# Math Help - Fibonacci Look-a-like

1. ## Fibonacci Look-a-like

Define a fibonacci series generated by {a,b} such as,
$u_1=a$
$u_2=b$
$u_{n+2}=u_{n+1}+u_{n}$
(The original fibonacci series is generated by {1,1})
( $a\not =0$)

Then there are a number of interesting properties:
1)If $K$ is the finite continued fraction for $b/a$
then $\frac{u_{n+1}}{u_n}=[1;1,1...,1,K]$
Where the $1$ appears $n-2$ times.

2)Thus, from here we have that $\lim_{n\rightarrow \infty}\frac{u_{n+1}}{u_n}=\psi$
(Thus, any fibonacci series generated by any two real numbers converges to the divine proportion).

3)The formula for $u_n$ is given by
$u_n=F(n-2)a+F(n-1)b$
where $F(n)$ is the n-th fibonacci number.
But by Binet's formula we have that,
for the n-th fibonacci number we can find a formula for $u_n$ but it is rather messy and will be omitted.
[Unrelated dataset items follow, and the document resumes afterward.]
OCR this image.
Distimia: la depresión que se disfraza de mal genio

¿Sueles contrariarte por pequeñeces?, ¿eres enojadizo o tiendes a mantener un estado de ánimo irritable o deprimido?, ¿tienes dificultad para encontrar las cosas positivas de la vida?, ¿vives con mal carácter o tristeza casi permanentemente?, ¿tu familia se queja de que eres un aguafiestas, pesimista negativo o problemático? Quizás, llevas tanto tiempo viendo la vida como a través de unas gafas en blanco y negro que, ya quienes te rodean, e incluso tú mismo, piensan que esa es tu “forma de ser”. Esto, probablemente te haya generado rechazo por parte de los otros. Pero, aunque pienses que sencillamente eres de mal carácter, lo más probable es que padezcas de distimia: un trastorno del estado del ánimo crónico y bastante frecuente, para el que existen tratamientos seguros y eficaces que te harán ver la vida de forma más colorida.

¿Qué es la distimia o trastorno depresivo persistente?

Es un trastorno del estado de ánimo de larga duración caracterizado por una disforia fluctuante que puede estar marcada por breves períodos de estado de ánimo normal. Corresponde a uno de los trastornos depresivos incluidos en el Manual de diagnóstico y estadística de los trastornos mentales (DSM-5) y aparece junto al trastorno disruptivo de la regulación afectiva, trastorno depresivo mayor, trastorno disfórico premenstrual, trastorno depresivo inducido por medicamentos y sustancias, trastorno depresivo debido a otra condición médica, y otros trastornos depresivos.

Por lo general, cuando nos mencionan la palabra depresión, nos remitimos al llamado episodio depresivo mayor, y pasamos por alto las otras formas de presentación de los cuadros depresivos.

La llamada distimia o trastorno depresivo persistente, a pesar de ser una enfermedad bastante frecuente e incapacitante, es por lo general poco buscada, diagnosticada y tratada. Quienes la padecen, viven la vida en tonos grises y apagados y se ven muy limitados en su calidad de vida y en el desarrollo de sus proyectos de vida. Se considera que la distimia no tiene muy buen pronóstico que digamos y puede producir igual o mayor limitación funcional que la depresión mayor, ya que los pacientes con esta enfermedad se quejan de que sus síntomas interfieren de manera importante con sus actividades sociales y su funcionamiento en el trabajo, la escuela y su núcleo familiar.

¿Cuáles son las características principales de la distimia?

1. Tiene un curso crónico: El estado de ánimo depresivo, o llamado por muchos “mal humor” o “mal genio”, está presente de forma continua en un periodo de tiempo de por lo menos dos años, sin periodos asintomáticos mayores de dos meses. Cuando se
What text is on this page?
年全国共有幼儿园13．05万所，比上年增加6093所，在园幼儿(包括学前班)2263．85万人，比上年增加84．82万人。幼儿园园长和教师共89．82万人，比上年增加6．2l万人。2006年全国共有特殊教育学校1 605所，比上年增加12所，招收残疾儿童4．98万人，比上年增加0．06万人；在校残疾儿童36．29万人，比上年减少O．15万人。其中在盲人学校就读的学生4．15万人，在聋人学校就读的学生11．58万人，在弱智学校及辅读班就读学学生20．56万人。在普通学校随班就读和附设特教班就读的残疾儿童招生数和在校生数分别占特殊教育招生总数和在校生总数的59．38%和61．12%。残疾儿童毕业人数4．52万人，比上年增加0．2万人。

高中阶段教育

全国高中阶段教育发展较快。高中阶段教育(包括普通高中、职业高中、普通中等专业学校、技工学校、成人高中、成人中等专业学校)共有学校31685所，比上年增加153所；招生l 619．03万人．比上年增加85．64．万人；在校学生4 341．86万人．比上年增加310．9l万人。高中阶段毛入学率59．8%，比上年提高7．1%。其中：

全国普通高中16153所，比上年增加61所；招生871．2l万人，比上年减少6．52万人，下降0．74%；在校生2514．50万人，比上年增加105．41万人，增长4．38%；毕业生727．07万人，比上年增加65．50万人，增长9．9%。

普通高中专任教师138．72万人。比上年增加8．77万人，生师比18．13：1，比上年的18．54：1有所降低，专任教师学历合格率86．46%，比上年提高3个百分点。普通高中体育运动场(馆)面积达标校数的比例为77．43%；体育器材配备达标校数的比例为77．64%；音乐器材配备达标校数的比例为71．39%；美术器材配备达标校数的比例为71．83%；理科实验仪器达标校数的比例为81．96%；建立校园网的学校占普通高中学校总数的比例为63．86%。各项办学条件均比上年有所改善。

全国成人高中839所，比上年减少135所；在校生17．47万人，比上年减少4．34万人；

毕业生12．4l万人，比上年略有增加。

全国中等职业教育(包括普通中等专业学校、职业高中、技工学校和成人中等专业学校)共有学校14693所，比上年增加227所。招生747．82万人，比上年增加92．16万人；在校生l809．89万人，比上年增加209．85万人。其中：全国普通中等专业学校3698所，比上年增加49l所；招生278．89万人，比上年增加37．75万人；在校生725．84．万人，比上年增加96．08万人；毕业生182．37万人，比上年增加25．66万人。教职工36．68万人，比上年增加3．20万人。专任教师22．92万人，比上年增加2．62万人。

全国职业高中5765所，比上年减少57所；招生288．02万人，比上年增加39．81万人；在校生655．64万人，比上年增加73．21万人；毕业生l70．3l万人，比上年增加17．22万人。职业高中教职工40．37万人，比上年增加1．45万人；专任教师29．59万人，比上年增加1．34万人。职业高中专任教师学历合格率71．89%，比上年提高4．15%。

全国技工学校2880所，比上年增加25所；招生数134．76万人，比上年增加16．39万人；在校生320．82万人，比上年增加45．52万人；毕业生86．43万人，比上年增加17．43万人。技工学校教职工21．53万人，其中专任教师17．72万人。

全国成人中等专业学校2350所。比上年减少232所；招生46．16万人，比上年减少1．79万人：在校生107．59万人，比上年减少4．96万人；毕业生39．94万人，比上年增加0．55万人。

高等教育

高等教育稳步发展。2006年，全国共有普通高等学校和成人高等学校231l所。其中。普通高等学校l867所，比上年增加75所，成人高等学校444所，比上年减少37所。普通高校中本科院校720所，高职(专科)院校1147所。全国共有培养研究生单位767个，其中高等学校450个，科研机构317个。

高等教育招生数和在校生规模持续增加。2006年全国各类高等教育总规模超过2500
Giving a second method for proving statement 2.

2. I think you mean $\phi$ and not $\psi$. Very interesting, though.

3. Originally Posted by Treadstone 71
I think you mean $\phi$ and not $\psi$. Very interesting, though.

$
\lim_{n\rightarrow \infty}\frac{u_{n+1}}{u_n}=\phi
$

4. Originally Posted by Natasha1
$
\lim_{n\rightarrow \infty}\frac{u_{n+1}}{u_n}=\phi
$
That is not important

5. The proof of the second statement is rather neat.

$2)\;\;\lim_{n\to\infty}\frac{u_{n+1}}{u_n}\:=\: \phi$

The limit of the ratio of consecutive Fibonacci numbers is already established.

. . . . . $[1]\;\lim_{n\to\infty}\frac{F_{n+1}}{F_n}\:=\:\phi \qquad\qquad[2]\;\lim_{n\to\infty}\frac{F_n}{F_{n+1}} \:=\:\frac{1}{\phi}$

We have: $u_n\:=\:a\!\cdot\!F(n-2) + b\!\cdot\!F(n-1)$

The ratio is: $R\;=\;\frac{u_{n+1}}{u_n}\,=\,\frac{a\!\cdot\!F(n-1) + b\!\cdot\!F(n)}{a\!\cdot\!F(n-2) + b\!\cdot\!F(n-1)}$

Divide top and bottom by $F_{n-1}:\;\;R\;=\;\frac{a + b\!\cdot\!\frac{F(n)}{F_{n-1)}}}{a\!\cdot\!\frac{F(n-2)}{F(n-1)} + b}$

Take the limit: $\lim_{n\to\infty}R\;=\;\lim_{n\to\infty}\left( \frac{a + b\!\cdot\!\frac{F(n)}{F_{n-1)}}}{a\!\cdot\!\frac{F(n-2)}{F(n-1)} + b}\right)$

From [1] amd [2], this becomes: $\frac{a + b\!\cdot\!\phi}{a\!\cdot\!\frac{1}{\phi} + b}$

Multiply top and bottom by $\phi:\;\;\frac{\phi(a + b\!\cdot\!\phi)}{a + b\!\cdot\!\phi}\;=\;\phi$

6. Originally Posted by Soroban
The proof of the second statement is rather neat.

[size=3]
My proof is simpler.
Because of condition 1), since this countinued fractions converges to $[1:1,1,...]=\phi$.

7. Hello, ThePerfectHacker!

My proof is simpler.
Of course it is . . . I wasn't claiming otherwise.

I was demonstrating a straight algebraic approach to the limit
. . for those not familiar with continued fractions.

Please understand: I never ever compete with other posters here.
I may post an alternate approach or even an improvement
. . . but never with a snicker or a sneer, implied or otherwise.